Mr Whelan said his members “don’t want to be” on strike but felt they had “no choice” in a bid to find a resolution.
Aslef has previously described the UK Government’s 4% pay offer as “risible”.
Rail minister Huw Merriman confirmed he attended the January meeting, saying he had left unions since then to discuss the UK Government’s pay offer with the Rail Delivery Group, the body representing train companies.
Mr Merriman said there was an offer on the table for train drivers and implored union chiefs to put it to members.
The Conservative politician told Times Radio: “I’m very sorry for the inconvenience that passengers will have to bear.
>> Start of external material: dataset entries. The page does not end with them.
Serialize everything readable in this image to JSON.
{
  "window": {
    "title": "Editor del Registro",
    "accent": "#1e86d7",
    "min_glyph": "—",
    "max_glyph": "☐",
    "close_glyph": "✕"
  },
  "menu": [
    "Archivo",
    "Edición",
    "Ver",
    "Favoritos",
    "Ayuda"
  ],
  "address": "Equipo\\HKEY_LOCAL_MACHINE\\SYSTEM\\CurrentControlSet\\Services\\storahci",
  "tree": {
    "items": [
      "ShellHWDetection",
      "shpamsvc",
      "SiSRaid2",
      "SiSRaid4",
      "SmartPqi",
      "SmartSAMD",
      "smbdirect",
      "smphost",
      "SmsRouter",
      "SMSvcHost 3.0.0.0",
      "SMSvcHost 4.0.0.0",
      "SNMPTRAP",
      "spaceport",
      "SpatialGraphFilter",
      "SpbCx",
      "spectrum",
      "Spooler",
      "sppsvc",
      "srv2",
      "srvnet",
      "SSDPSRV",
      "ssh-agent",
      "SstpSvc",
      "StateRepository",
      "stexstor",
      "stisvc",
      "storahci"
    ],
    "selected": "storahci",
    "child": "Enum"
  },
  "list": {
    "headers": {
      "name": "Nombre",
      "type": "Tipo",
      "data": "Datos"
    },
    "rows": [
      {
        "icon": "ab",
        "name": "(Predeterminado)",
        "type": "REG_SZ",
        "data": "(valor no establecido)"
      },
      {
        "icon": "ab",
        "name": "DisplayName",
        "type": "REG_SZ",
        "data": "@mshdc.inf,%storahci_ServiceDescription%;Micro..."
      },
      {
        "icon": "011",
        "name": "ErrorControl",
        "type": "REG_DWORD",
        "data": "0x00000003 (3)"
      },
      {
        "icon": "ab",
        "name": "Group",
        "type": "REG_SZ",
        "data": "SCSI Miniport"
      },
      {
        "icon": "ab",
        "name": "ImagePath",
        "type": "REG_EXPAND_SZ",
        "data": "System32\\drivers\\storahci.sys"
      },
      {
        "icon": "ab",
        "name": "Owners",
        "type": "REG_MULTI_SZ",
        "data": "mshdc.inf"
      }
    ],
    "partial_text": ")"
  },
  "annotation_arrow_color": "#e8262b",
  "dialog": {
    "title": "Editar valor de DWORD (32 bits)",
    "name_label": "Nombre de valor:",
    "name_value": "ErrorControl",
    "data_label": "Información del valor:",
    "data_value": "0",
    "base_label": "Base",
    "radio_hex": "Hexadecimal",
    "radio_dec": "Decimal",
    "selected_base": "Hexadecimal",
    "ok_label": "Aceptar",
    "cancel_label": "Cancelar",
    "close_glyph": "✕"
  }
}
“The sad reality of this situation is that there are offers on the table which have been given to both the train drivers’ union and the RMT.
“The leadership have chosen not to put those offers to their members and I feel if they did, there would be the opportunity for members to decide if they wish to take them.
“If you look at the train driver situation, they are paid just under £60,000. The pay offer would take them to £65,000 for a 35-hour week.
“We feel these are fair and reasonable, and we need to see those put to their members. So it is not the case that there is not an offer there — the offer is there, we just need it put to members to see what they think about it.”
Mr Merriman said ministers are unable to offer a more modern service or pay for more trains while strikes cost the economy and the rail sector money.
The dispute led to Friday’s industrial action being agreed by Aslef members, with further strikes due on May 31 and June 3 – the day of the FA Cup final at Wembley.
Members of the Rail, Maritime and Transport union (RMT) will strike on Saturday – the day of the Eurovision Song Contest final in Liverpool.
Passengers are being urged to check before they travel on both days.
Merseyrail is not impacted by the industrial action, meaning it is expected to run a normal service during the international music competition, including for Saturday’s final.
Mr Whelan said Aslef had not planned for its Friday walkout to clash with Eurovision.
“Strangely enough, I don’t really watch Eurovision, I didn’t know they had semi-finals,” he told BBC Radio 4’s Today programme.
“If we were targeting Eurovision we would have done Friday, Saturday and Sunday.”
Northern Ireland is not affected by the strikes, while Scotland and Wales will only be impacted on cross-border services. ScotRail and Transport for Wales were due to run their usual timetables on Friday.